According to the report, the hack is the first known incident where Kaspersky software was used by Russian hackers to conduct espionage against the U.S. The alleged breach took place under the Obama administration but was only discovered this spring, according to the report.
A spokesman for the NSA did not comment on the report, saying, “Whether the information is credible or not, NSA’s policy is never to comment on affiliate or personnel matters.”
The Russian company pushed back on the Journal article.
“Kaspersky Lab has not been provided any evidence substantiating the company’s involvement in the alleged incident,” the company said in a statement. “As a private company, Kaspersky Lab does not have inappropriate ties to any government, including Russia, and the only conclusion seems to be that Kaspersky Lab is caught in the middle of a geopolitical fight.”
On Thursday, Sen.
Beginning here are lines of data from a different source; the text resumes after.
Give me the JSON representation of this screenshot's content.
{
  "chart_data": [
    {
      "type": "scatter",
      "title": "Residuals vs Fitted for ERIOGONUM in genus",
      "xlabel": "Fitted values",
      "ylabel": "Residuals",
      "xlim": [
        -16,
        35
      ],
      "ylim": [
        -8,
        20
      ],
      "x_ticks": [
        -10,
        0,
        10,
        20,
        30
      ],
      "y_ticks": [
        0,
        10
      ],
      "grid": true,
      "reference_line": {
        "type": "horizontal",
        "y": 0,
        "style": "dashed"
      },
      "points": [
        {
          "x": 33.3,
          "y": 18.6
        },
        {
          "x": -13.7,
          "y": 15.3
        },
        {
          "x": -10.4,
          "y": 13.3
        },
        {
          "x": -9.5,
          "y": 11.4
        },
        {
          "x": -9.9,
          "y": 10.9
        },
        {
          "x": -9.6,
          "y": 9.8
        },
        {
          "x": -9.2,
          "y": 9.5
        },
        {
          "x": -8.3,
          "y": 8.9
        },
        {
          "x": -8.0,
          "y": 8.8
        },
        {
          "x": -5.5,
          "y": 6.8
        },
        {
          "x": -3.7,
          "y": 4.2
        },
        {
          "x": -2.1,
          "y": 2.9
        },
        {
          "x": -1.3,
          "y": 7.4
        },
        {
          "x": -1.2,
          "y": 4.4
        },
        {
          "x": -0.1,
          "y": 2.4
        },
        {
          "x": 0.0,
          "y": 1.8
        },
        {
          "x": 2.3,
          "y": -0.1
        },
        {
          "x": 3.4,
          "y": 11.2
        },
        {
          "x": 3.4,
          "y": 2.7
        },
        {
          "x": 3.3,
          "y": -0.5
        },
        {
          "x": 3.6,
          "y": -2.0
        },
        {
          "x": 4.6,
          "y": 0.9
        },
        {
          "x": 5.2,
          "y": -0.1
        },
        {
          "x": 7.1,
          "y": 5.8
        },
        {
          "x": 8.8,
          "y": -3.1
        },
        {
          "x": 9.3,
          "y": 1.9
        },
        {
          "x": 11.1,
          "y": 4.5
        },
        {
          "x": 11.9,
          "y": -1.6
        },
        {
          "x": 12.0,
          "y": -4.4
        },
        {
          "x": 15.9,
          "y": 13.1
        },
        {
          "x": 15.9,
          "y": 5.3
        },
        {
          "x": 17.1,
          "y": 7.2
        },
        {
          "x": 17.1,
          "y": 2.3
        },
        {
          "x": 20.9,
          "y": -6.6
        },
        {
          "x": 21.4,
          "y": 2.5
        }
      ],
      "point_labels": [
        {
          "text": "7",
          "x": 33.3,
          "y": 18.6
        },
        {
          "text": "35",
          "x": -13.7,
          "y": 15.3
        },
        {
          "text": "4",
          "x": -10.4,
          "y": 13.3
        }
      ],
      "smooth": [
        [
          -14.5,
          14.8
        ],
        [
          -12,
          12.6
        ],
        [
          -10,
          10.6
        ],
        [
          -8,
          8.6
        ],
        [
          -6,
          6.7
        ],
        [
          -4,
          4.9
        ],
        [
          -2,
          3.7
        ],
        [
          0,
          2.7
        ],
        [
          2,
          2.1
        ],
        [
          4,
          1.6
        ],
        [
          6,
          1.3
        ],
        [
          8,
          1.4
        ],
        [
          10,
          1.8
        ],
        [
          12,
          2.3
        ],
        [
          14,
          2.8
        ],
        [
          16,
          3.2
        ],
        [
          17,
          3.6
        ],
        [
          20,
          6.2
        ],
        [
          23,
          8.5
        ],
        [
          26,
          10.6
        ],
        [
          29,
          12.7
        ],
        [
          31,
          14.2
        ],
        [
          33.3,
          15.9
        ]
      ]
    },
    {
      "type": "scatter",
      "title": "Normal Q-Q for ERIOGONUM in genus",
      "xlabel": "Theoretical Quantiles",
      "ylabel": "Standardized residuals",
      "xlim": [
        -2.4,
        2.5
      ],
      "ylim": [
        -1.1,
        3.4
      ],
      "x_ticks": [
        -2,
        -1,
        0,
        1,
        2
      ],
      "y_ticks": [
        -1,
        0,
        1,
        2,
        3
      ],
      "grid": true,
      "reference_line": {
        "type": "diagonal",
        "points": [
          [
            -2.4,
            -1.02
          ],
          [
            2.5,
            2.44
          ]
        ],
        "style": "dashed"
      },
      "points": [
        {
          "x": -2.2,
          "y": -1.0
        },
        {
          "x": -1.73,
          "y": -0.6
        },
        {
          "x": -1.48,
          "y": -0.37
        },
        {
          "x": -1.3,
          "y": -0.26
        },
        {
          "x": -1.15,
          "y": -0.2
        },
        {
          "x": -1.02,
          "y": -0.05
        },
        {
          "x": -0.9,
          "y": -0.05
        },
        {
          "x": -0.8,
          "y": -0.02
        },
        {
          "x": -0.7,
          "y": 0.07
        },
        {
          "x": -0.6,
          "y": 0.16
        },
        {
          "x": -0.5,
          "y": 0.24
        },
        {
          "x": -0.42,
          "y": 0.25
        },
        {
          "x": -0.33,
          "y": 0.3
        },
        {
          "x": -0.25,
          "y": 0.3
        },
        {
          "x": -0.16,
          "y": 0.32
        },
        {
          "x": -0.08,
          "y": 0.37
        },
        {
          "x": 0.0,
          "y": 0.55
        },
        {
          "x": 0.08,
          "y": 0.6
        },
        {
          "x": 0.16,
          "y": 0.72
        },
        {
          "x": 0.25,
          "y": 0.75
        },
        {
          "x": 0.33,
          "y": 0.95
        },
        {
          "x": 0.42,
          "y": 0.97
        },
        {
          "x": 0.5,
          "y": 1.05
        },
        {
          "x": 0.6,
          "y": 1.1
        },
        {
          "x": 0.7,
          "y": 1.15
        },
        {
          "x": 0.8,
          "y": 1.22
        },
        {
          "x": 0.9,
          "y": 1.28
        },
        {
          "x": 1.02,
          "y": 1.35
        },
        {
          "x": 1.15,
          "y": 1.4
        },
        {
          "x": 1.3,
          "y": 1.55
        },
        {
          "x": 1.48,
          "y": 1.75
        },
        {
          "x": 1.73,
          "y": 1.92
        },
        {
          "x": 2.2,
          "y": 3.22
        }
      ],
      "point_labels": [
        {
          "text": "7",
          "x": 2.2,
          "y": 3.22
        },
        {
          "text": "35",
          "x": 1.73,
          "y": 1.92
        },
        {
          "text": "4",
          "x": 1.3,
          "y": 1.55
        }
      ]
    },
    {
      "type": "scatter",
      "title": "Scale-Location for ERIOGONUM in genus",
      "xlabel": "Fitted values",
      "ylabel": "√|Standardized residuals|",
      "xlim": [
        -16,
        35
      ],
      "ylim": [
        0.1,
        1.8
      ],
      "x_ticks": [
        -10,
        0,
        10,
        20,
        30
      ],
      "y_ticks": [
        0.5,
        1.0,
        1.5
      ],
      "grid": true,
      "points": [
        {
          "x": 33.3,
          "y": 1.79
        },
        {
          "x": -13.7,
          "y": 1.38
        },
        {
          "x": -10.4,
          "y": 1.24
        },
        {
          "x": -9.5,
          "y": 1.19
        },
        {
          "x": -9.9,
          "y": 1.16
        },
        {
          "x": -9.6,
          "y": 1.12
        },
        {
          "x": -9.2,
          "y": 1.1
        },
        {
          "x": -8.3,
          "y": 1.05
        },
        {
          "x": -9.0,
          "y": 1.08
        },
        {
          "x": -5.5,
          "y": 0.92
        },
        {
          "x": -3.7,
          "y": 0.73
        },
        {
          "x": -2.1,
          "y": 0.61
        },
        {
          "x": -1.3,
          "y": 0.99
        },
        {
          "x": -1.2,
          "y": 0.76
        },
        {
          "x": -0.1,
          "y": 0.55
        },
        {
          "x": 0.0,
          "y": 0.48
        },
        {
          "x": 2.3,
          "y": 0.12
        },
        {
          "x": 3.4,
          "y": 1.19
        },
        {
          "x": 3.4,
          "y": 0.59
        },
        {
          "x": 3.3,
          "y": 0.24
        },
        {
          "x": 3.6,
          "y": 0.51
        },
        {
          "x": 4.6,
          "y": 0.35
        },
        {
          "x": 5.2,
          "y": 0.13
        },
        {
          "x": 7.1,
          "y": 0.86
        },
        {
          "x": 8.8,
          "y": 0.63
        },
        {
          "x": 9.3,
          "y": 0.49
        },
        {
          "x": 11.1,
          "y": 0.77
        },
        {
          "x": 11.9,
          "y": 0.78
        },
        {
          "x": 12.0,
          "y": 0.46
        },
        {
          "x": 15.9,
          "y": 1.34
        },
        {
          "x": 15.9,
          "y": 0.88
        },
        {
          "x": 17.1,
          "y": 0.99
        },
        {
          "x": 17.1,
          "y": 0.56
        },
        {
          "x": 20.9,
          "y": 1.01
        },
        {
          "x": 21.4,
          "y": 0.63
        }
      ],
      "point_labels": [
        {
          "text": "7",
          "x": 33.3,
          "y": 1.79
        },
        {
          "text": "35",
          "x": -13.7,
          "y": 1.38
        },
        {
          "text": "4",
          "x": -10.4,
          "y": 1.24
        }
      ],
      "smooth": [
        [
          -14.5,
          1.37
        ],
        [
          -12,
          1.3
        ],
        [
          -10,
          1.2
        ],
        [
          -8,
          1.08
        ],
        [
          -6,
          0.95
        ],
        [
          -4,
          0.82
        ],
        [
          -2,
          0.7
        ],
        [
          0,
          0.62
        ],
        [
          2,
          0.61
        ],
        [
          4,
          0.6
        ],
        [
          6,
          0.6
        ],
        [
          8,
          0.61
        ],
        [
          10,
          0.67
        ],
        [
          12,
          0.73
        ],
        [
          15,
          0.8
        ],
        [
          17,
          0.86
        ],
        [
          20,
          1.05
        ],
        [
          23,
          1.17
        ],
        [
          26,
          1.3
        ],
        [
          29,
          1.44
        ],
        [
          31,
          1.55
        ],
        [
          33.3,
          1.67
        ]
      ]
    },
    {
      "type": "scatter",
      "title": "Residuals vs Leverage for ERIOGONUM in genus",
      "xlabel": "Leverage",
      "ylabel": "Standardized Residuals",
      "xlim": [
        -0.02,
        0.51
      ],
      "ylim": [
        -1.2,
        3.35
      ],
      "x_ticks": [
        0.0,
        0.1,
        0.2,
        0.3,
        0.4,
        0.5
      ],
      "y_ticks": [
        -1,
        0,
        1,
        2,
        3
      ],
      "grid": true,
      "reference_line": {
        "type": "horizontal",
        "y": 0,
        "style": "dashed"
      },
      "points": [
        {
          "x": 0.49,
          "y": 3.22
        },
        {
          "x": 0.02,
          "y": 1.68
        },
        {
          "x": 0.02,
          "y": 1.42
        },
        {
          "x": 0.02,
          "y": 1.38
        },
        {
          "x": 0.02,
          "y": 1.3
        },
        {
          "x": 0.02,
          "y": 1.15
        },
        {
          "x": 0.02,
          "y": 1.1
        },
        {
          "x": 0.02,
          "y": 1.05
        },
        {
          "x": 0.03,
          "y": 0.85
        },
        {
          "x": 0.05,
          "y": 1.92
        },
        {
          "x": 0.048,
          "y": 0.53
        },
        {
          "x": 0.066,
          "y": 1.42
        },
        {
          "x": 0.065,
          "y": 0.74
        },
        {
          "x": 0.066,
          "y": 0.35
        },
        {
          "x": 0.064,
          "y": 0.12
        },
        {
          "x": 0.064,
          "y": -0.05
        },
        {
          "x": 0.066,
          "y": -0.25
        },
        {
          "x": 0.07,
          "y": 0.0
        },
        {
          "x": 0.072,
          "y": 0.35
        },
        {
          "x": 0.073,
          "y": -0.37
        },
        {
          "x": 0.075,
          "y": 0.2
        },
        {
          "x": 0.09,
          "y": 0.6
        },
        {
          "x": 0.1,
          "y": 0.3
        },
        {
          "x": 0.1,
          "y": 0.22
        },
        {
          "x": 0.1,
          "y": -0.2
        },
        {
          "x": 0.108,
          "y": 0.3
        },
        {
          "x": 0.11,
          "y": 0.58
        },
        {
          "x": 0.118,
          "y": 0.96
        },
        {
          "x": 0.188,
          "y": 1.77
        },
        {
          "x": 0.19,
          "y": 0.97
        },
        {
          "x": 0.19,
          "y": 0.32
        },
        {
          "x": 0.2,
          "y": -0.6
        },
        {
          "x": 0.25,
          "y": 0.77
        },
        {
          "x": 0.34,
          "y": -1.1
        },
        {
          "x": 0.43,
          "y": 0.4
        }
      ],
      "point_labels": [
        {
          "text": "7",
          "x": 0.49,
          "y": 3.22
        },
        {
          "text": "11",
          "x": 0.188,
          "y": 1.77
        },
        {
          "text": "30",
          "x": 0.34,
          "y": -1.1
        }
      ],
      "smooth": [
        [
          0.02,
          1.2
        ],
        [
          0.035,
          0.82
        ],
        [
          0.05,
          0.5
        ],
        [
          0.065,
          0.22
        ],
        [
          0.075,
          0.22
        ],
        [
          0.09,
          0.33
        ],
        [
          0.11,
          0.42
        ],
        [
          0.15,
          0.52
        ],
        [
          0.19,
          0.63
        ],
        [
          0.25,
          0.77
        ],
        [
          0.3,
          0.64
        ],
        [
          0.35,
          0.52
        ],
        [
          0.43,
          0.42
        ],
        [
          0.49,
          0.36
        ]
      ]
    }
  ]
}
Jeanne Shaheen, a member of the Senate Armed Services Committee, called for a hearing on the report, saying it would be "beneficial both to members of the committee and the constituents they represent."
The report comes amid ongoing investigations over Russian meddling and potential collusion with Trump campaign officials during the 2016 presidential race.
A former NSA hacker told Fox News that Kaspersky has been known in the intelligence community to have “questionable relationships.”
The former NSA hacker told Fox News that the NSA would likely not admit to the breach, as it would become “a tight rope they don’t want to walk across.”
The Department of Homeland Security banned all U.S. government departments and agencies from using Kaspersky products last month, saying that “malicious cyber actors” could use the company’s software to hack into computer files.
“The risk that the Russian government, whether acting on its own or in collaboration with Kaspersky, could capitalize on access provided by Kaspersky products to compromise federal information and information systems directly implicates U.S. national security,” the DHS said Sept. 13 in announcing the government ban.
The White House did not immediately respond to Fox News’ request for comment on the report.